O processo de fusões e aquisições é motivado não apenas pela competição natural no mercado, mas também pela sua regulação, anunciada no fim do ano passado, e pelas novas exigências do Banco Central junto ao setor financeiro.

A própria procura pela emissão de novas licenças para instituições financeiras diminuiu bastante após o endurecimento da regulação. Se antes o BC recebia cerca de 15 pedidos por mês, agora a média é de dois, comenta Melfi, citando dados de uma recente apresentação do regulador.

ABBAAS pós-consolidação

A ABBAAS foi fundada cerca de um ano e meio atrás, justamente para auxiliar as empresas desse segmento no processo de construção da regulação pelo BC. Agora, sua missão principal é ajudar suas associadas a se adaptarem às regras definidas pelo regulador, cujo prazo final é 31 de dezembro deste ano.
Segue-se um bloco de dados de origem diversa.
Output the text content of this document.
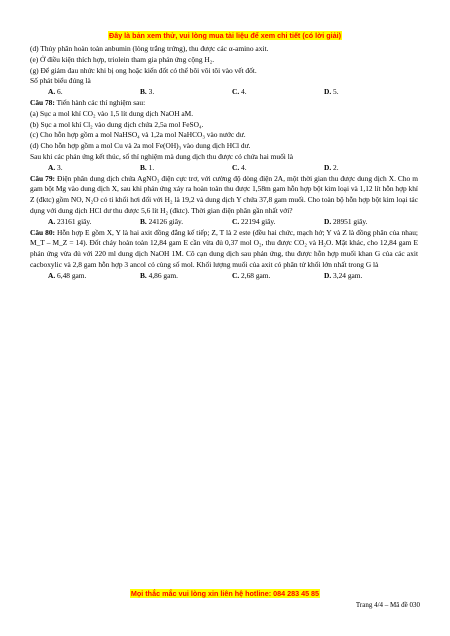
Đây là bản xem thử, vui lòng mua tài liệu để xem chi tiết (có lời giải)
(d) Thủy phân hoàn toàn anbumin (lòng trắng trứng), thu được các α-amino axit.
(e) Ở điều kiện thích hợp, triolein tham gia phản ứng cộng H₂.
(g) Để giảm đau nhức khi bị ong hoặc kiến đốt có thể bôi vôi tôi vào vết đốt.
Số phát biểu đúng là
A. 6.	B. 3.	C. 4.	D. 5.
Câu 78: Tiến hành các thí nghiệm sau:
(a) Sục a mol khí CO₂ vào 1,5 lít dung dịch NaOH aM.
(b) Sục a mol khí Cl₂ vào dung dịch chứa 2,5a mol FeSO₄.
(c) Cho hỗn hợp gồm a mol NaHSO₄ và 1,2a mol NaHCO₃ vào nước dư.
(d) Cho hỗn hợp gồm a mol Cu và 2a mol Fe(OH)₃ vào dung dịch HCl dư.
Sau khi các phản ứng kết thúc, số thí nghiệm mà dung dịch thu được có chứa hai muối là
A. 3.	B. 1.	C. 4.	D. 2.
Câu 79: Điện phân dung dịch chứa AgNO₃ điện cực trơ, với cường độ dòng điện 2A, một thời gian thu được dung dịch X. Cho m gam bột Mg vào dung dịch X, sau khi phản ứng xảy ra hoàn toàn thu được 1,58m gam hỗn hợp bột kim loại và 1,12 lít hỗn hợp khí Z (đktc) gồm NO, N₂O có tỉ khối hơi đối với H₂ là 19,2 và dung dịch Y chứa 37,8 gam muối. Cho toàn bộ hỗn hợp bột kim loại tác dụng với dung dịch HCl dư thu được 5,6 lít H₂ (đktc). Thời gian điện phân gần nhất với?
A. 23161 giây.	B. 24126 giây.	C. 22194 giây.	D. 28951 giây.
Câu 80: Hỗn hợp E gồm X, Y là hai axit đồng đẳng kế tiếp; Z, T là 2 este (đều hai chức, mạch hở; Y và Z là đồng phân của nhau; M_T – M_Z = 14). Đốt cháy hoàn toàn 12,84 gam E cần vừa đủ 0,37 mol O₂, thu được CO₂ và H₂O. Mặt khác, cho 12,84 gam E phản ứng vừa đủ với 220 ml dung dịch NaOH 1M. Cô cạn dung dịch sau phản ứng, thu được hỗn hợp muối khan G của các axit cacboxylic và 2,8 gam hỗn hợp 3 ancol có cùng số mol. Khối lượng muối của axit có phân tử khối lớn nhất trong G là
A. 6,48 gam.	B. 4,86 gam.	C. 2,68 gam.	D. 3,24 gam.
Mọi thắc mắc vui lòng xin liên hệ hotline: 084 283 45 85
Trang 4/4 – Mã đề 030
A entidade conta hoje com 11 associadas, a maioria prestadoras de BaaS, como a Celcoin, uma de suas fundadoras, mas também algumas contratantes desse serviço, como a Contabilizei.

Melfi estima que após a consolidação prevista para os próximos meses restarão cerca de 40 prestadoras de BaaS no mercado. O número atual é desconhecido, mas possivelmente passa de 100.